BAB 11 - Do You Really Know What That Word Means?

973 143 15
                                    



Selama entah berapa lama, aku hanya bisa menatapnya dengan diam. Dan seperti halnya tipikal Xeno, ia membalas tatapanku dengan senyum khasnya, terlihat lebih ceria dari apa pun. Begitu berbeda dari saat pertama aku melihat wajahnya siang ini. Aku bahkan tidak yakin ia masih ingat betapa buruk suasana hatinya beberapa menit lalu.

Dan ia jelas-jelas merasa bangga terhadap apa yang baru saja ia katakan padaku barusan.

Tangannya kemudian terangkat dan sebelum aku sempat menyadari apa yang ingin ia lakukan, ia sudah mencubit pipiku dengan gemas.

"Kamu benar-benar menggemaskan. Aku ingin menjadikanmu gantungan kunci bonekaku jika aku bisa," katanya sambil tergelak.
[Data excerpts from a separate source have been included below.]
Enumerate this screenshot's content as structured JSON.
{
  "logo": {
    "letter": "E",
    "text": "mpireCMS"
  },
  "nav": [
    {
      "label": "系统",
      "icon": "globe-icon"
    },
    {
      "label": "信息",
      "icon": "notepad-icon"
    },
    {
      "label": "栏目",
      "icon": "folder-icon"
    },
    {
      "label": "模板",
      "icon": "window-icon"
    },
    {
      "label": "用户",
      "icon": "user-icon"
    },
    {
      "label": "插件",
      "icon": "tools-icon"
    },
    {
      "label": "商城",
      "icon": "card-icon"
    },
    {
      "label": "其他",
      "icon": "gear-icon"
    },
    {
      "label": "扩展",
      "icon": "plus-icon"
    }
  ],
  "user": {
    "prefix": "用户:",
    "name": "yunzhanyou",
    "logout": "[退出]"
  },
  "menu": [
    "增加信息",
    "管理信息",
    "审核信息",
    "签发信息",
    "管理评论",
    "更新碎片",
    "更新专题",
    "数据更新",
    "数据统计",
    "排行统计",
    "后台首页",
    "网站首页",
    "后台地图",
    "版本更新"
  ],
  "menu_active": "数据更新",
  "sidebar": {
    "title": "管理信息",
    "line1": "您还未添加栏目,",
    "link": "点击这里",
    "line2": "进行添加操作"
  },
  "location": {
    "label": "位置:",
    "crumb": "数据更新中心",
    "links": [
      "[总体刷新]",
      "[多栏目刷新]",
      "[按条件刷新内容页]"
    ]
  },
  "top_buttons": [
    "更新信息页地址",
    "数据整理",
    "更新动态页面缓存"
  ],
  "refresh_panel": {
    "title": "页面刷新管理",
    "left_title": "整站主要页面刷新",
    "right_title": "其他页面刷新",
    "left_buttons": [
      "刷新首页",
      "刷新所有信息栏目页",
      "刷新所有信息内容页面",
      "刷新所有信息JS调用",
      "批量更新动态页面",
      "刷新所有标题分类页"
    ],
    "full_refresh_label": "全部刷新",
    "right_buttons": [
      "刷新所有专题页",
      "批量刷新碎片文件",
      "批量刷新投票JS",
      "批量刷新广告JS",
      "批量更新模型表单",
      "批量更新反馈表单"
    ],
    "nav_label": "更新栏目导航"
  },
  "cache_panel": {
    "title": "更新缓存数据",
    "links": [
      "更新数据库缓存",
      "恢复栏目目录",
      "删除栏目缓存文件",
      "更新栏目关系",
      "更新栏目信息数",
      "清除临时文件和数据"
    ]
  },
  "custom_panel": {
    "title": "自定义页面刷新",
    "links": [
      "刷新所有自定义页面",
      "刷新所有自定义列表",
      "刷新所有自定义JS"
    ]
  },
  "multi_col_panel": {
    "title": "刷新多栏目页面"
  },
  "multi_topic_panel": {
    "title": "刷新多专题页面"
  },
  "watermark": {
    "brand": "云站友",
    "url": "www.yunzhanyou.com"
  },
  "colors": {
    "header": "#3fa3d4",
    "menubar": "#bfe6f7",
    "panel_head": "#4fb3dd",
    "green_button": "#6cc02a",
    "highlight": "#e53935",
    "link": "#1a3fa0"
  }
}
Gantungan ... kunci boneka.

Aku menatapnya dengan perasaan berkecamuk. Dan perlahan aku sadar senyumnya mulai sedikit memudar. Aku yakin ia sudah mulai menyadari reaksiku yang sejak tadi sedikit berbeda dari biasanya. Aku tahu wajahku masih merona-itu satu hal yang tidak bisa kutahan. Tapi setidaknya aku tidak lagi menunduk malu dan lari dari tatapannya seperti yang biasa kulakukan.

Aku sendiri agak terkejut dengan hal ini. Tapi kurasa aku tahu alasannya. Itu karena kini aku merasa begitu ... kecewa.

Xeno mengucapkan kata itu dengan sangat mudah padaku. Ia mengatakan kalau ia cinta padaku, lalu detik berikutnya ia menyebutku menggemaskan dan ingin menjadikanku sebagai gantungan kunci bonekanya.

Ia jelas-jelas tidak sungguh-sungguh dengan ucapannya. Ia hanya ingin mempermainkanku, aku tau itu. Aku tau sejak awal ia sudah bisa melihat betapa canggungnya aku di tengah-tengah manusia. Ia sudah bisa melihat-dan tahu, bahwa aku tidak punya banyak teman, tidak populer, tidak cantik dan tidak pernah dilirik oleh pria mana pun. Karena itu ia memilihku untuk menjadi mainannya, hanya untuk menikmati reaksiku.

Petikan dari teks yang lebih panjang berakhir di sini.